Oxidation of zinc finger transcription factors: Physiological consequences

Redox-sensitive cysteine residues are present in the interaction domains of many protein complexes. There are examples in all of the major categories of transcription factors, including basic region, leucine zipper, helix-loop-helix, and zinc finger. Zinc finger structures require at least two zinc-coordinated cysteine sulfhydryl groups, and oxidation or alkylation of these can eliminate DNA-binding and transcriptional functions. We review here the evidence for oxidation of zinc finger cysteines, the pathways and reactive oxygen intermediates involved, and the functional and physiological consequences of these reactions. Despite skepticism that the strongly reducing intracellular environment would permit significant oxidation of cysteine residues within zinc finger transcription factors, there is compelling evidence that oxidation occurs both in vitro and in vivo.
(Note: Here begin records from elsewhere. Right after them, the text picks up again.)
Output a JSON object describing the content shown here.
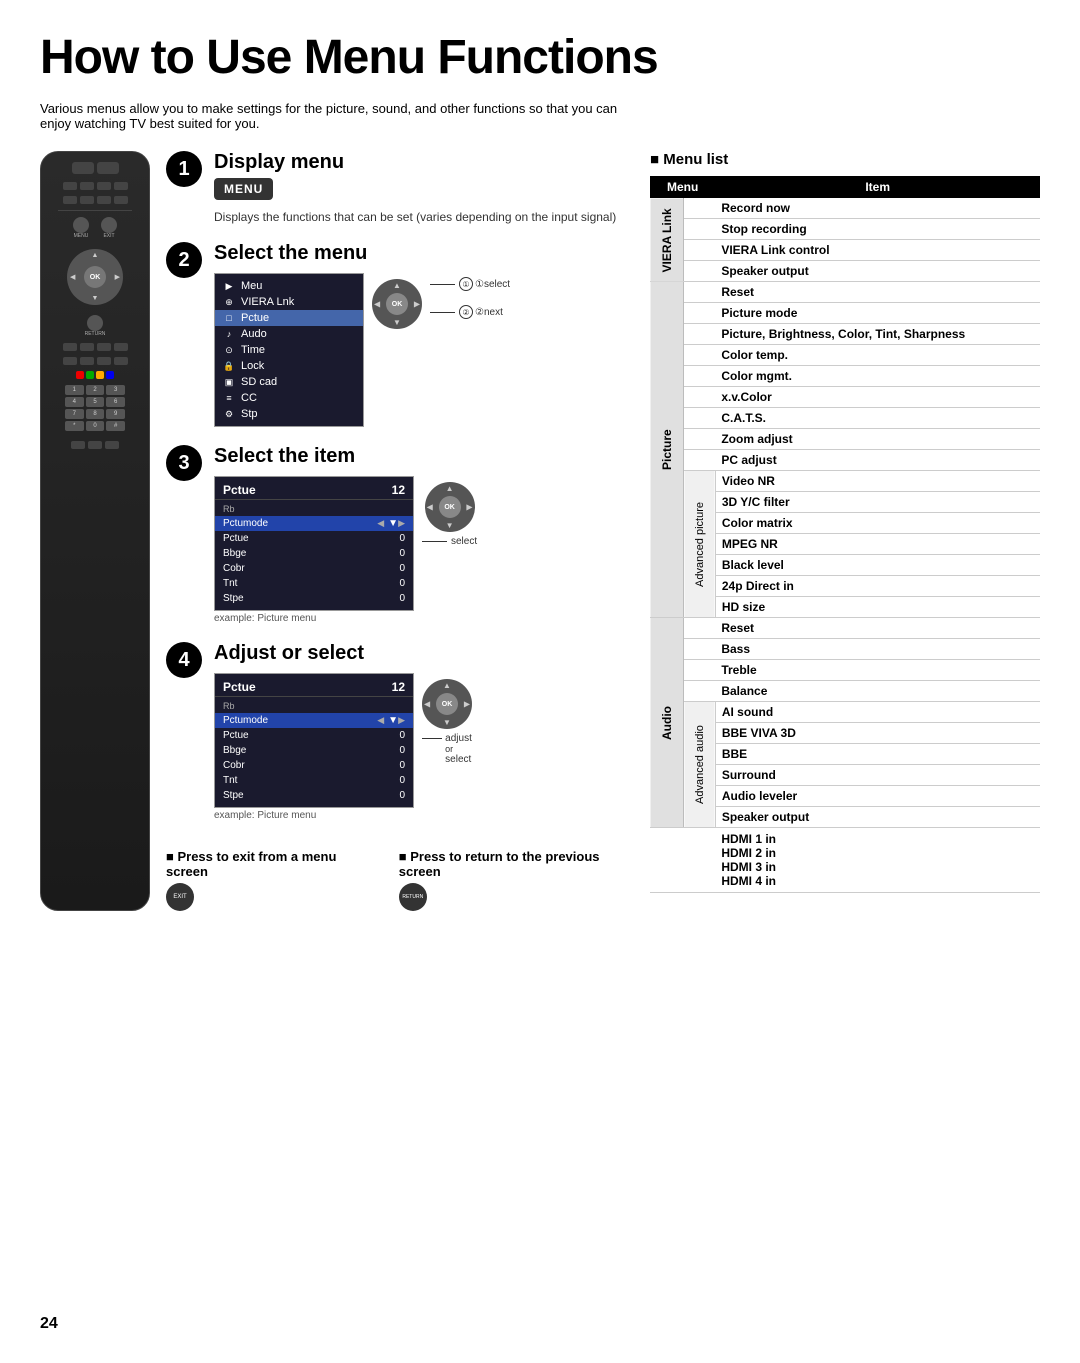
{
  "page": {
    "title": "How to Use Menu Functions",
    "intro": "Various menus allow you to make settings for the picture, sound, and other functions so that you can enjoy watching TV best suited for you.",
    "page_number": "24"
  },
  "steps": [
    {
      "number": "1",
      "title": "Display menu",
      "menu_label": "MENU",
      "bullet": "Displays the functions that can be set (varies depending on the input signal)"
    },
    {
      "number": "2",
      "title": "Select the menu",
      "annotation1": "①select",
      "annotation2": "②next"
    },
    {
      "number": "3",
      "title": "Select the item",
      "annotation": "select",
      "example": "example: Picture menu"
    },
    {
      "number": "4",
      "title": "Adjust or select",
      "annotation": "adjust or select",
      "example": "example: Picture menu"
    }
  ],
  "press_exit": {
    "title": "Press to exit from a menu screen",
    "label": "EXIT"
  },
  "press_return": {
    "title": "Press to return to the previous screen",
    "label": "RETURN"
  },
  "menu_list": {
    "title": "Menu list",
    "headers": [
      "Menu",
      "Item"
    ],
    "sections": [
      {
        "section_name": "VIERA Link",
        "items": [
          {
            "name": "Record now",
            "indent": false
          },
          {
            "name": "Stop recording",
            "indent": false
          },
          {
            "name": "VIERA Link control",
            "indent": false
          },
          {
            "name": "Speaker output",
            "indent": false
          }
        ]
      },
      {
        "section_name": "Picture",
        "items": [
          {
            "name": "Reset",
            "indent": false
          },
          {
            "name": "Picture mode",
            "indent": false
          },
          {
            "name": "Picture, Brightness, Color, Tint, Sharpness",
            "indent": false
          },
          {
            "name": "Color temp.",
            "indent": false
          },
          {
            "name": "Color mgmt.",
            "indent": false
          },
          {
            "name": "x.v.Color",
            "indent": false
          },
          {
            "name": "C.A.T.S.",
            "indent": false
          },
          {
            "name": "Zoom adjust",
            "indent": false
          },
          {
            "name": "PC adjust",
            "indent": false
          }
        ],
        "subsections": [
          {
            "sub_name": "Advanced picture",
            "items": [
              {
                "name": "Video NR",
                "indent": true
              },
              {
                "name": "3D Y/C filter",
                "indent": true
              },
              {
                "name": "Color matrix",
                "indent": true
              },
              {
                "name": "MPEG NR",
                "indent": true
              },
              {
                "name": "Black level",
                "indent": true
              },
              {
                "name": "24p Direct in",
                "indent": true
              },
              {
                "name": "HD size",
                "indent": true
              }
            ]
          }
        ]
      },
      {
        "section_name": "Audio",
        "items": [
          {
            "name": "Reset",
            "indent": false
          },
          {
            "name": "Bass",
            "indent": false
          },
          {
            "name": "Treble",
            "indent": false
          },
          {
            "name": "Balance",
            "indent": false
          }
        ],
        "subsections": [
          {
            "sub_name": "Advanced audio",
            "items": [
              {
                "name": "AI sound",
                "indent": true
              },
              {
                "name": "BBE VIVA 3D",
                "indent": true
              },
              {
                "name": "BBE",
                "indent": true
              },
              {
                "name": "Surround",
                "indent": true
              },
              {
                "name": "Audio leveler",
                "indent": true
              },
              {
                "name": "Speaker output",
                "indent": true
              }
            ]
          }
        ]
      }
    ],
    "hdmi_items": [
      "HDMI 1 in",
      "HDMI 2 in",
      "HDMI 3 in",
      "HDMI 4 in"
    ]
  },
  "menu_screen_items": [
    {
      "icon": "▶",
      "label": "Meu",
      "highlighted": false
    },
    {
      "icon": "⊕",
      "label": "VIERA Lnk",
      "highlighted": false
    },
    {
      "icon": "□",
      "label": "Pctue",
      "highlighted": true
    },
    {
      "icon": "♪",
      "label": "Audo",
      "highlighted": false
    },
    {
      "icon": "⊙",
      "label": "Time",
      "highlighted": false
    },
    {
      "icon": "🔒",
      "label": "Lock",
      "highlighted": false
    },
    {
      "icon": "▣",
      "label": "SD cad",
      "highlighted": false
    },
    {
      "icon": "≡",
      "label": "CC",
      "highlighted": false
    },
    {
      "icon": "⚙",
      "label": "Stp",
      "highlighted": false
    }
  ],
  "item_screen": {
    "title": "Pctue",
    "number": "12",
    "sub_label": "Rb",
    "rows": [
      {
        "label": "Pctumode",
        "value": "▼",
        "hasArrows": true
      },
      {
        "label": "Pctue",
        "value": "0"
      },
      {
        "label": "Bbge",
        "value": "0"
      },
      {
        "label": "Cobr",
        "value": "0"
      },
      {
        "label": "Tnt",
        "value": "0"
      },
      {
        "label": "Stpe",
        "value": "0"
      }
    ]
  }
}
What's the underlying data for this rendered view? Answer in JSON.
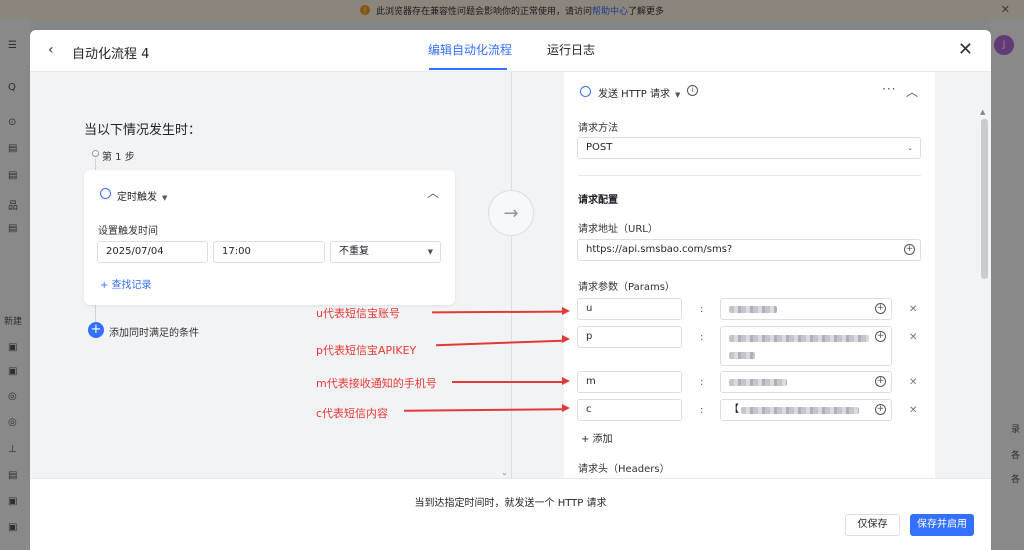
{
  "banner": {
    "text_before": "此浏览器存在兼容性问题会影响你的正常使用，请访问",
    "link": "帮助中心",
    "text_after": "了解更多",
    "warn_glyph": "!"
  },
  "background": {
    "avatar": "J",
    "side_glyphs": [
      "☰",
      "Q",
      "⊙",
      "▤",
      "▤",
      "品",
      "▤",
      "新建",
      "▣",
      "▣",
      "◎",
      "◎",
      "⊥",
      "▤",
      "▣",
      "▣"
    ],
    "right_labels": [
      "录",
      "各",
      "各"
    ]
  },
  "modal": {
    "title": "自动化流程 4",
    "tabs": [
      "编辑自动化流程",
      "运行日志"
    ]
  },
  "left": {
    "when_title": "当以下情况发生时：",
    "step_label": "第 1 步",
    "trigger": {
      "type": "定时触发",
      "set_time_label": "设置触发时间",
      "date": "2025/07/04",
      "time": "17:00",
      "repeat": "不重复",
      "find_link": "+ 查找记录"
    },
    "add_condition": "添加同时满足的条件"
  },
  "right": {
    "action_title": "发送 HTTP 请求",
    "method_label": "请求方法",
    "method_value": "POST",
    "config_section": "请求配置",
    "url_label": "请求地址（URL）",
    "url_value": "https://api.smsbao.com/sms?",
    "params_label": "请求参数（Params）",
    "params": [
      {
        "key": "u",
        "value_prefix": ""
      },
      {
        "key": "p",
        "value_prefix": ""
      },
      {
        "key": "m",
        "value_prefix": ""
      },
      {
        "key": "c",
        "value_prefix": "【"
      }
    ],
    "add_param": "+ 添加",
    "headers_label": "请求头（Headers）"
  },
  "annotations": [
    "u代表短信宝账号",
    "p代表短信宝APIKEY",
    "m代表接收通知的手机号",
    "c代表短信内容"
  ],
  "footer": {
    "summary": "当到达指定时间时，就发送一个 HTTP 请求",
    "save": "仅保存",
    "save_enable": "保存并启用"
  },
  "colors": {
    "accent": "#3370ff",
    "annotation": "#e53935"
  }
}
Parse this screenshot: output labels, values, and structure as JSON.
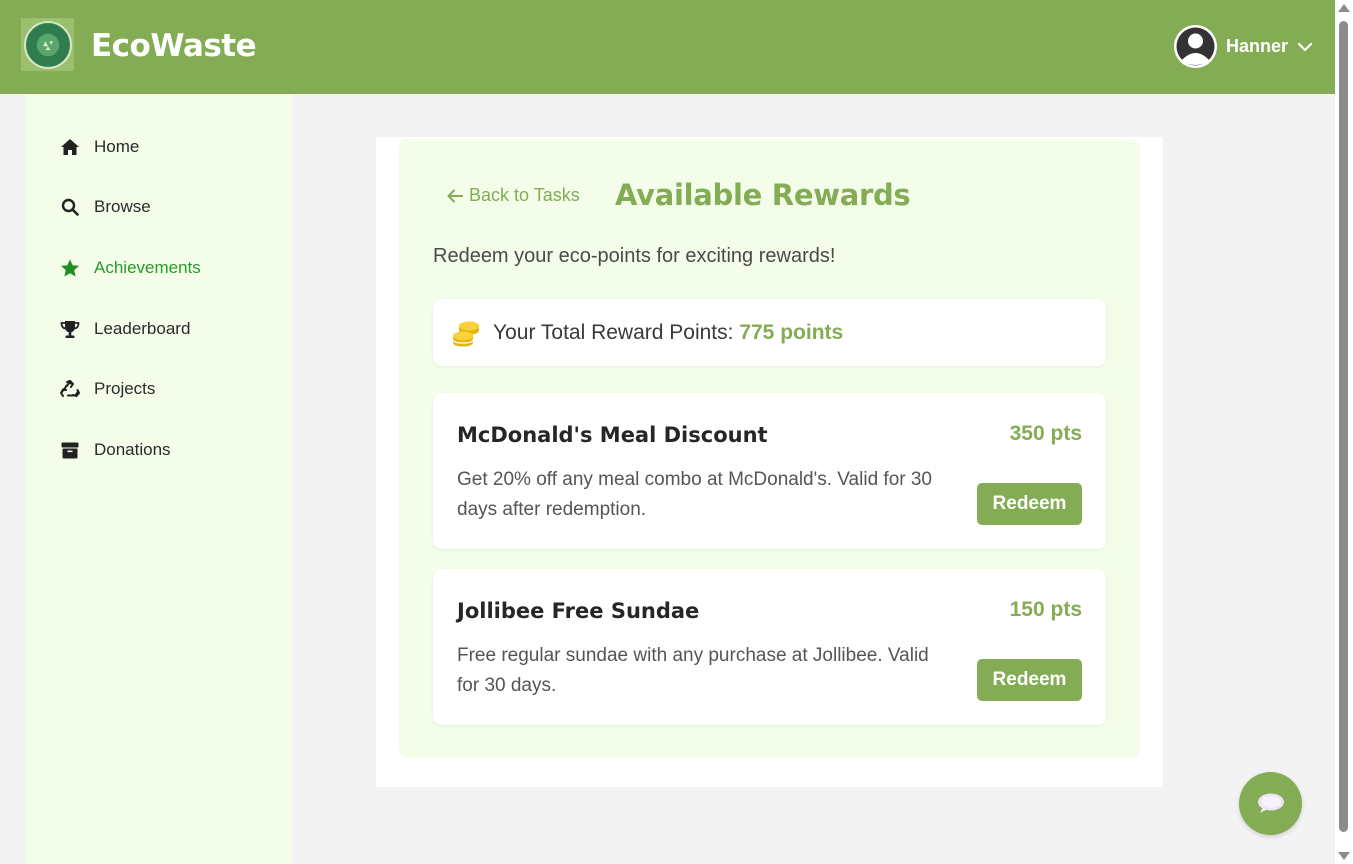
{
  "header": {
    "brand": "EcoWaste",
    "logo_icon": "recycle-globe-logo",
    "user_name": "Hanner",
    "bg_color": "#84ac54"
  },
  "sidebar": {
    "items": [
      {
        "label": "Home",
        "icon": "home-icon",
        "active": false
      },
      {
        "label": "Browse",
        "icon": "search-icon",
        "active": false
      },
      {
        "label": "Achievements",
        "icon": "star-icon",
        "active": true
      },
      {
        "label": "Leaderboard",
        "icon": "trophy-icon",
        "active": false
      },
      {
        "label": "Projects",
        "icon": "recycle-icon",
        "active": false
      },
      {
        "label": "Donations",
        "icon": "box-icon",
        "active": false
      }
    ]
  },
  "main": {
    "back_label": "Back to Tasks",
    "title": "Available Rewards",
    "subtitle": "Redeem your eco-points for exciting rewards!",
    "points_label": "Your Total Reward Points:",
    "points_value": "775 points",
    "rewards": [
      {
        "title": "McDonald's Meal Discount",
        "points": "350 pts",
        "description": "Get 20% off any meal combo at McDonald's. Valid for 30 days after redemption.",
        "button": "Redeem"
      },
      {
        "title": "Jollibee Free Sundae",
        "points": "150 pts",
        "description": "Free regular sundae with any purchase at Jollibee. Valid for 30 days.",
        "button": "Redeem"
      }
    ]
  },
  "colors": {
    "accent": "#84ac54",
    "active_nav": "#2a9a2a",
    "sidebar_bg": "#f3fde9",
    "coin": "#f5c518"
  }
}
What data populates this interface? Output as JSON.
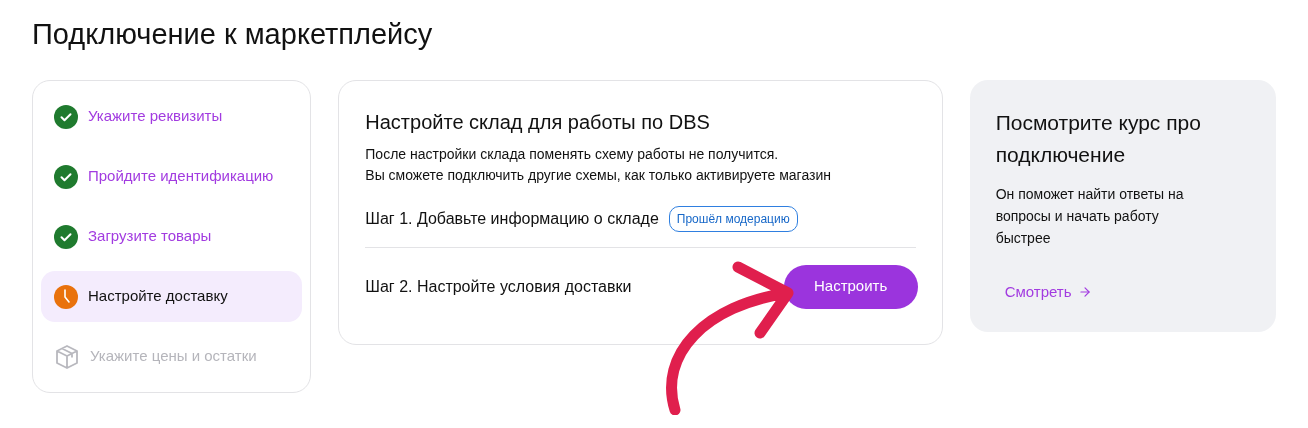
{
  "page_title": "Подключение к маркетплейсу",
  "steps": [
    {
      "label": "Укажите реквизиты",
      "kind": "done",
      "selected": false
    },
    {
      "label": "Пройдите идентификацию",
      "kind": "done",
      "selected": false
    },
    {
      "label": "Загрузите товары",
      "kind": "done",
      "selected": false
    },
    {
      "label": "Настройте доставку",
      "kind": "current",
      "selected": true
    },
    {
      "label": "Укажите цены и остатки",
      "kind": "locked",
      "selected": false
    }
  ],
  "main_card": {
    "title": "Настройте склад для работы по DBS",
    "description": [
      "После настройки склада поменять схему работы не получится.",
      "Вы сможете подключить другие схемы, как только активируете магазин"
    ],
    "stages": [
      {
        "label": "Шаг 1. Добавьте информацию о складе",
        "kind": "badge",
        "badge": "Прошёл модерацию"
      },
      {
        "label": "Шаг 2. Настройте условия доставки",
        "kind": "action",
        "button": "Настроить"
      }
    ]
  },
  "course_card": {
    "title": "Посмотрите курс про подключение",
    "text": "Он поможет найти ответы на вопросы и начать работу быстрее",
    "link": "Смотреть"
  }
}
Early reports demonstrating reversible oxidation of zinc-coordinated cysteines with loss of binding function in vitro were shown to reflect accurately the changes in intact cells, and these in turn have been shown to correlate with physiological changes. In particular, the accumulation of oxidized Sp1 zinc fingers during aging, and estrogen receptors in tamoxifen-resistant breast cancers are dramatic examples of what may be a general sensitivity of zinc finger factors to changes in the redox state of the cell.